Proses panjang mendeteksi novel coronavirus di Indonesia

Kesehatan

Jakarta TRIBUNNEWS.COM-Kementerian Kesehatan terus melaporkan bahwa Indonesia tidak memiliki virus corona positif baru atau nol virus corona baru.

Situasi ini sebenarnya mencurigakan, karena diduga bahwa peralatan dan penelitian Indonesia tidak begitu memenuhi syarat untuk memeriksa sampel novel coronavirus Indonesia. Indonesia Achmad Yurianto, Sekretaris Direktorat Jenderal Pencegahan dan Pengendalian Penyakit (P2P) Kementerian Kesehatan, juga menjelaskan proses pengujian virus di Indonesia.

Pertama-tama, karena media penelitian sangat sulit, yaitu penggunaan lendir dalam saluran pernapasan, dipastikan bahwa prosesnya sangat berbeda dari verifikasi golongan darah.

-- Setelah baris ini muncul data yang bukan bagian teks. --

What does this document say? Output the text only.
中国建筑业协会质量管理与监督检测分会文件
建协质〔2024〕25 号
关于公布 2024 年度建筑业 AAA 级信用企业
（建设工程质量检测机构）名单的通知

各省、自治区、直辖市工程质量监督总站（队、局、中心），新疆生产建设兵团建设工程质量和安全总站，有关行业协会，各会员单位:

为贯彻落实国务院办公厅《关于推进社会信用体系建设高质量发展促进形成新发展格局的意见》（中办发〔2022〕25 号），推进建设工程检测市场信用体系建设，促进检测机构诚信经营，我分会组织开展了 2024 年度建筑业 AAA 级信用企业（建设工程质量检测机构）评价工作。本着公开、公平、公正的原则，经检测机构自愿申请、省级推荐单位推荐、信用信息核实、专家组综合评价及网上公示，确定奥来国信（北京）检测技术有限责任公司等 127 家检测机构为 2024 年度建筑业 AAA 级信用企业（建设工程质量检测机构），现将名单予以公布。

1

“Spesies yang akan kita periksa adalah selaput lendir atau lendir saluran pernapasan, bukan darah atau urin,” kata Yuri, Senin (2/10/2020) di Kementerian Kesehatan Jakarta.

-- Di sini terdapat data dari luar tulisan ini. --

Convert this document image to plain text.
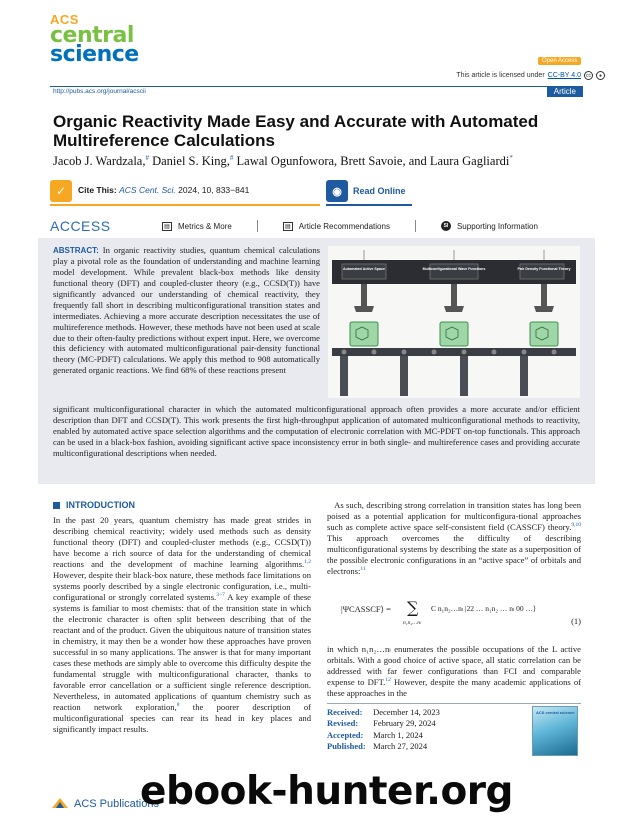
ACS
central
science	Open Access
This article is licensed under CC-BY 4.0	cc	●
http://pubs.acs.org/journal/acscii	Article
Organic Reactivity Made Easy and Accurate with Automated Multireference Calculations
Jacob J. Wardzala,# Daniel S. King,# Lawal Ogunfowora, Brett Savoie, and Laura Gagliardi*
✓	Cite This: ACS Cent. Sci. 2024, 10, 833−841	◉	Read Online
ACCESS	▤ Metrics & More	▤ Article Recommendations	SI	Supporting Information
ABSTRACT: In organic reactivity studies, quantum chemical calculations play a pivotal role as the foundation of understanding and machine learning model development. While prevalent black-box methods like density functional theory (DFT) and coupled-cluster theory (e.g., CCSD(T)) have significantly advanced our understanding of chemical reactivity, they frequently fall short in describing multiconfigurational transition states and intermediates. Achieving a more accurate description necessitates the use of multireference methods. However, these methods have not been used at scale due to their often-faulty predictions without expert input. Here, we overcome this deficiency with automated multiconfigurational pair-density functional theory (MC-PDFT) calculations. We apply this method to 908 automatically generated organic reactions. We find 68% of these reactions present
Automated Active Space	Multiconfigurational Wave Functions	Pair Density Functional Theory
significant multiconfigurational character in which the automated multiconfigurational approach often provides a more accurate and/or efficient description than DFT and CCSD(T). This work presents the first high-throughput application of automated multiconfigurational methods to reactivity, enabled by automated active space selection algorithms and the computation of electronic correlation with MC-PDFT on-top functionals. This approach can be used in a black-box fashion, avoiding significant active space inconsistency error in both single- and multireference cases and providing accurate multiconfigurational descriptions when needed.
INTRODUCTION
In the past 20 years, quantum chemistry has made great strides in describing chemical reactivity; widely used methods such as density functional theory (DFT) and coupled-cluster methods (e.g., CCSD(T)) have become a rich source of data for the understanding of chemical reactions and the development of machine learning algorithms.$^{1,2}$ However, despite their black-box nature, these methods face limitations on systems poorly described by a single electronic configuration, i.e., multi-configurational or strongly correlated systems.$^{3-7}$ A key example of these systems is familiar to most chemists: that of the transition state in which the electronic character is often split between describing that of the reactant and of the product. Given the ubiquitous nature of transition states in chemistry, it may then be a wonder how these approaches have proven successful in so many applications. The answer is that for many important cases these methods are simply able to overcome this difficulty despite the fundamental struggle with multiconfigurational character, thanks to favorable error cancellation or a sufficient single reference description. Nevertheless, in automated applications of quantum chemistry such as reaction network exploration,$^8$ the poorer description of multiconfigurational species can rear its head in key places and significantly impact results.
As such, describing strong correlation in transition states has long been poised as a potential application for multiconfigura-tional approaches such as complete active space self-consistent field (CASSCF) theory.$^{9,10}$ This approach overcomes the difficulty of describing multiconfigurational systems by describing the state as a superposition of the possible electronic configurations in an “active space” of orbitals and electrons:$^{11}$
|ΨCASSCF⟩ = ∑
n₁n₂…nₗ
C n₁n₂…nₗ |22 … n₁n₂ … nₗ 00 …⟩
(1)
in which n₁n₂…nₗ enumerates the possible occupations of the L active orbitals. With a good choice of active space, all static correlation can be addressed with far fewer configurations than FCI and comparable expense to DFT.$^{12}$ However, despite the many academic applications of these approaches in the
Received: December 14, 2023
Revised: February 29, 2024
Accepted: March 1, 2024
Published: March 27, 2024
ACS central science
ACS Publications
ebook-hunter.org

Baca: Karena kekhawatiran tentang virus korona, harga bawang putih naik menjadi 70%.

Baca: Mengapa virus korona jarang terinfeksi oleh anak-anak?

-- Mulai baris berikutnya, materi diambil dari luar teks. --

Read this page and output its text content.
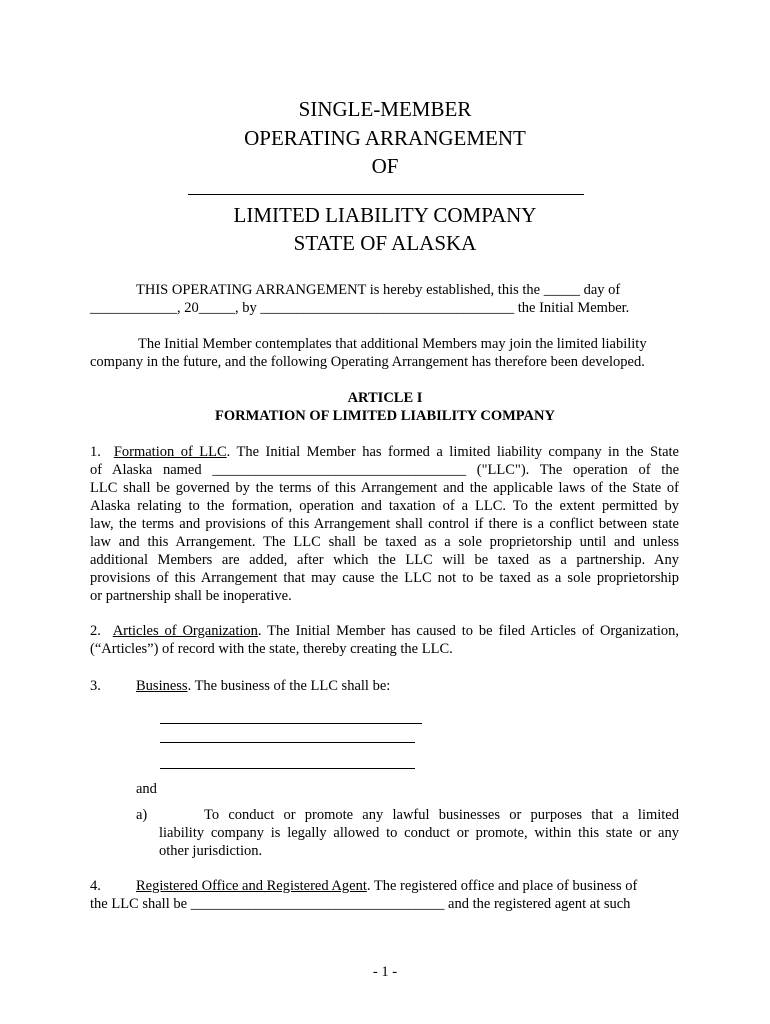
SINGLE-MEMBER
OPERATING ARRANGEMENT
OF
LIMITED LIABILITY COMPANY
STATE OF ALASKA
THIS OPERATING ARRANGEMENT is hereby established, this the _____ day of
____________, 20_____, by ___________________________________ the Initial Member.
The Initial Member contemplates that additional Members may join the limited liability
company in the future, and the following Operating Arrangement has therefore been developed.
ARTICLE I
FORMATION OF LIMITED LIABILITY COMPANY
1. Formation of LLC. The Initial Member has formed a limited liability company in the State
of Alaska named ___________________________________ ("LLC"). The operation of the
LLC shall be governed by the terms of this Arrangement and the applicable laws of the State of
Alaska relating to the formation, operation and taxation of a LLC. To the extent permitted by
law, the terms and provisions of this Arrangement shall control if there is a conflict between state
law and this Arrangement. The LLC shall be taxed as a sole proprietorship until and unless
additional Members are added, after which the LLC will be taxed as a partnership. Any
provisions of this Arrangement that may cause the LLC not to be taxed as a sole proprietorship
or partnership shall be inoperative.
2. Articles of Organization. The Initial Member has caused to be filed Articles of Organization,
(“Articles”) of record with the state, thereby creating the LLC.
3. Business. The business of the LLC shall be:
and
a)	To conduct or promote any lawful businesses or purposes that a limited
liability company is legally allowed to conduct or promote, within this state or any
other jurisdiction.
4. Registered Office and Registered Agent. The registered office and place of business of
the LLC shall be ___________________________________ and the registered agent at such
- 1 -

Kemudian kirim sampel ke Balitbangkes melalui sertifikasi BSL Level 3, dan lakukan dua pemeriksaan dari dua sampel pasien

Langkah 1: Prosedur klinis

Pada langkah ini, jika Anda mengalami gejala , Kemudian pengambilan sampel mengarah ke corona novel. Virus seperti flu berat, panas tubuh, sulit bernapas dan batuk.

Jika Anda mengalami gejala-gejala ini, tolong jangan mengambil tampon segera, tetapi harus terlebih dahulu mencoba untuk intervensi dengan antibiotik untuk menemukan gejala-gejala ini yang disebabkan oleh bakteri atau virus.

“Jika intervensi antibiotik memanas, sudah pasti bukan virus, karena virus ini tidak akan menanggapi penggunaan antibiotik,” kata Yuri.